Tucker's Town is a small community in St. George's Parish, Bermuda at the mouth of Castle Harbour. It is the only part of the parish on the Main Island, and includes the Tucker's Town Peninsula that today is the site of many homes belonging to wealthy non-Bermudians. The most densely populated part of Tucker's Town was situated west of Tucker's Town Bay (not on the peninsula), and was almost entirely cleared to make way for golf links.

Tucker's Town
Village
A golf course in Tucker's Town, surrounded by houses
Tucker's Town
Coordinates: 32°20′N 64°41′W
Country Bermuda
ParishSt. George's
Time zoneGMT
A map of St. George's Parish, Bermuda, with Tucker's Town in the south.

History

Forgotten community

Oliver Constantine Lambert and his son-in-law, Osmond Charles Fanshaw Talbot, two of the residents who fought the compulsory purchase of Tucker's Town

Tucker's Town was founded by the recently arrived Governor of Bermuda Daniel Tucker in 1616, but the land was found "verie meene", while the harbour itself was unprotected from the weather and isolated from the rest of the island.[1] Tucker ignored these issues and began to lay out a street grid plan – featuring a 12-foot-wide (3.7 m) road—and had a small chapel built,[2] but was unable to attract any migrants from the main settlement at St, George's. The following year, only two or three cottages had been built in the area, and those were inhabited by soldiers manning Castle Island.[3] Once the failure of the Town was acknowledged, the land was allotted to officers stationed at Castle Island, and off-duty soldiers tended to spend their time there instead of at the Island's sentry post. The only civilian presence was the family of the fort commander.[2]

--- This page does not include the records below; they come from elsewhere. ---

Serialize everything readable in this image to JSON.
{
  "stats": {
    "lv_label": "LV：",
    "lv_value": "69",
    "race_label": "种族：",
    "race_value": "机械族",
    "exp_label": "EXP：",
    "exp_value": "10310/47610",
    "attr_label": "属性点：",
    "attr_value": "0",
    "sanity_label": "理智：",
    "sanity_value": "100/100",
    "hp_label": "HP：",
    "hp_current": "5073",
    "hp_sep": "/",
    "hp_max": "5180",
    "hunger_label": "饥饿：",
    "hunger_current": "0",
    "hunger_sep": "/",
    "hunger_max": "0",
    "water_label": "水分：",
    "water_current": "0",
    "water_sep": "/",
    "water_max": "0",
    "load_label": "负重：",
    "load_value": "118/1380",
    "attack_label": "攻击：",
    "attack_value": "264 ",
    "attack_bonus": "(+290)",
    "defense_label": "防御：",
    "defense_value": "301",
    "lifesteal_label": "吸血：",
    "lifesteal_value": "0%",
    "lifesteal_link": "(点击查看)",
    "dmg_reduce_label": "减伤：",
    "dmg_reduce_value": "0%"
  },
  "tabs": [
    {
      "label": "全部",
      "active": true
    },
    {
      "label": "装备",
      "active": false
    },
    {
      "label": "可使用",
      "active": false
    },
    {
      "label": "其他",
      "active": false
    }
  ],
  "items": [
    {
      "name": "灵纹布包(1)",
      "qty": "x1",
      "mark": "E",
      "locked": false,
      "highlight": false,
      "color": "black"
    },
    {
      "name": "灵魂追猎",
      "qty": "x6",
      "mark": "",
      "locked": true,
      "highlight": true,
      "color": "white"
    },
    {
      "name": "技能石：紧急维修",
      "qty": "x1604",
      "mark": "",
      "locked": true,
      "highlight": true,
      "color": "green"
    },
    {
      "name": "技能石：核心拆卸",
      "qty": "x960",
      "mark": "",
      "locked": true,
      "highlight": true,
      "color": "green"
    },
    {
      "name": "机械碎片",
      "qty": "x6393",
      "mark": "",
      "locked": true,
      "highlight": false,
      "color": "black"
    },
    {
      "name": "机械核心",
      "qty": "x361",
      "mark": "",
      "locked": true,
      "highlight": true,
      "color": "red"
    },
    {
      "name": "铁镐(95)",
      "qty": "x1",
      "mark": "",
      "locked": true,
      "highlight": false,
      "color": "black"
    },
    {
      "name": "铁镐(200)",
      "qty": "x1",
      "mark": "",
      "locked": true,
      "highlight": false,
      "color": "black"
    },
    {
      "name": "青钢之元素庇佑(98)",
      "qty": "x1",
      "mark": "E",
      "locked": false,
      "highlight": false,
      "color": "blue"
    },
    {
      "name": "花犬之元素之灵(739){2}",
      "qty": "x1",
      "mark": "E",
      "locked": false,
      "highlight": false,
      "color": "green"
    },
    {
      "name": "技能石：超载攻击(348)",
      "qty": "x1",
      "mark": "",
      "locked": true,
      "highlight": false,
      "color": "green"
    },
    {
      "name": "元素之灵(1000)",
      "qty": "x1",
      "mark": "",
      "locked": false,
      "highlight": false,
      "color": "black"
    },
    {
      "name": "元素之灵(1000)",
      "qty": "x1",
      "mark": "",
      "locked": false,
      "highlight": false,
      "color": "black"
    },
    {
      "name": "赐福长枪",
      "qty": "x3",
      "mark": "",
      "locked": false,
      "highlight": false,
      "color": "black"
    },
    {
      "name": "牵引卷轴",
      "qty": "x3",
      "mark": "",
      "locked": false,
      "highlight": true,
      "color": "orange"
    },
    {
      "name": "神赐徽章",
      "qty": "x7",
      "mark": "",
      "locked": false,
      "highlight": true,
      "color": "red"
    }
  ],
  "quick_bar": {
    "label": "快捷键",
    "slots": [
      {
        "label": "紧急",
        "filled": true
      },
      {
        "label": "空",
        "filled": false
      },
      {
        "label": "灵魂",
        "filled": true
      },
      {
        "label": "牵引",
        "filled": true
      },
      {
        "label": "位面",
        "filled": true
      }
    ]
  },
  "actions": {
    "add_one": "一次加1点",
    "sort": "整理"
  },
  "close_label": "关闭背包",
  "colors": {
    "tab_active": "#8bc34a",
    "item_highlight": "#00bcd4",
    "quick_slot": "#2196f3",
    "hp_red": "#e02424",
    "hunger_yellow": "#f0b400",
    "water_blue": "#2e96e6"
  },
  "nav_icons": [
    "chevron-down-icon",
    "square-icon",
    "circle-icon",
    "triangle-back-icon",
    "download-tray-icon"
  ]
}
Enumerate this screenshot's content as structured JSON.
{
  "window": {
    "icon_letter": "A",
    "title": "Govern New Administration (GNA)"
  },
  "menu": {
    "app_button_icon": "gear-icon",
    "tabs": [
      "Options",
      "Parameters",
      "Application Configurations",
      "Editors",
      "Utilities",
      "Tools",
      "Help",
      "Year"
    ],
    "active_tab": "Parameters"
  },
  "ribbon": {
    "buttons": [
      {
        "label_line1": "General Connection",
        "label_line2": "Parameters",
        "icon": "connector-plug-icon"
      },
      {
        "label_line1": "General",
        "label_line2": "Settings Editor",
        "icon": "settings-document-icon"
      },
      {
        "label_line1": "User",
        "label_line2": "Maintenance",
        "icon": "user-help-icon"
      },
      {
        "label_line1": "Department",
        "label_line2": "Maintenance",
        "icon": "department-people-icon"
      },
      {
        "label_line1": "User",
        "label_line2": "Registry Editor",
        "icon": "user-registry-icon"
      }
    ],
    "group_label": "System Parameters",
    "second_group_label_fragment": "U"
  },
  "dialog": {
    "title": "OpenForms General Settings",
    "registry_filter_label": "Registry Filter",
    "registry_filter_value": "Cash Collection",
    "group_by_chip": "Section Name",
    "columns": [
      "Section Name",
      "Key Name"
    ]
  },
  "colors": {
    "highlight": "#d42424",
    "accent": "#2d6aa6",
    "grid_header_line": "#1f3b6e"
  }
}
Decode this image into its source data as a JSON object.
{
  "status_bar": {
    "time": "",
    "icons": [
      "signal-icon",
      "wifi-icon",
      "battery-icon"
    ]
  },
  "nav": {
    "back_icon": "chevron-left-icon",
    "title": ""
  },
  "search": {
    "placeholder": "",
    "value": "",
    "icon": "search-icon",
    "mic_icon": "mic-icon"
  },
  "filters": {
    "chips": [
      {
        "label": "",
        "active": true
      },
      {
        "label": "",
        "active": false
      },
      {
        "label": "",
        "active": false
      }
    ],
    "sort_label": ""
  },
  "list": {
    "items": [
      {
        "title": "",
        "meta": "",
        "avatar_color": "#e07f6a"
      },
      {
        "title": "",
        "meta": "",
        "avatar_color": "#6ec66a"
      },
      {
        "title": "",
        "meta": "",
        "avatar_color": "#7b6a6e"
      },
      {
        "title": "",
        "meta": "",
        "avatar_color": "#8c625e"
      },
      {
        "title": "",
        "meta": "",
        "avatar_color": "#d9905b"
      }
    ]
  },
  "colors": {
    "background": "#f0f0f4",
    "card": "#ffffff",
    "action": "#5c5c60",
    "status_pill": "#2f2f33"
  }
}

By 1750, a small civilian community—35 families living on 350 acres (1.4 km2) of public land—had finally been established, as had a whaling station to support hunting off Bermuda's south shore. In 1758, Governor William Popple regranted the land to a group of wealthy landowners, but this had little effect on the tenants.

In 1780, the Government of Bermuda began an initiative to encourage the cultivation of cotton in Tucker's Town. The move was not commercially successful, as the wrong kind of cotton was grown.[2] By 1834, former slaves owned property in Tucker's Town as part of St. George's large free black population (some 45% of St. George's blacks prior to that year's abolition of slavery).[4]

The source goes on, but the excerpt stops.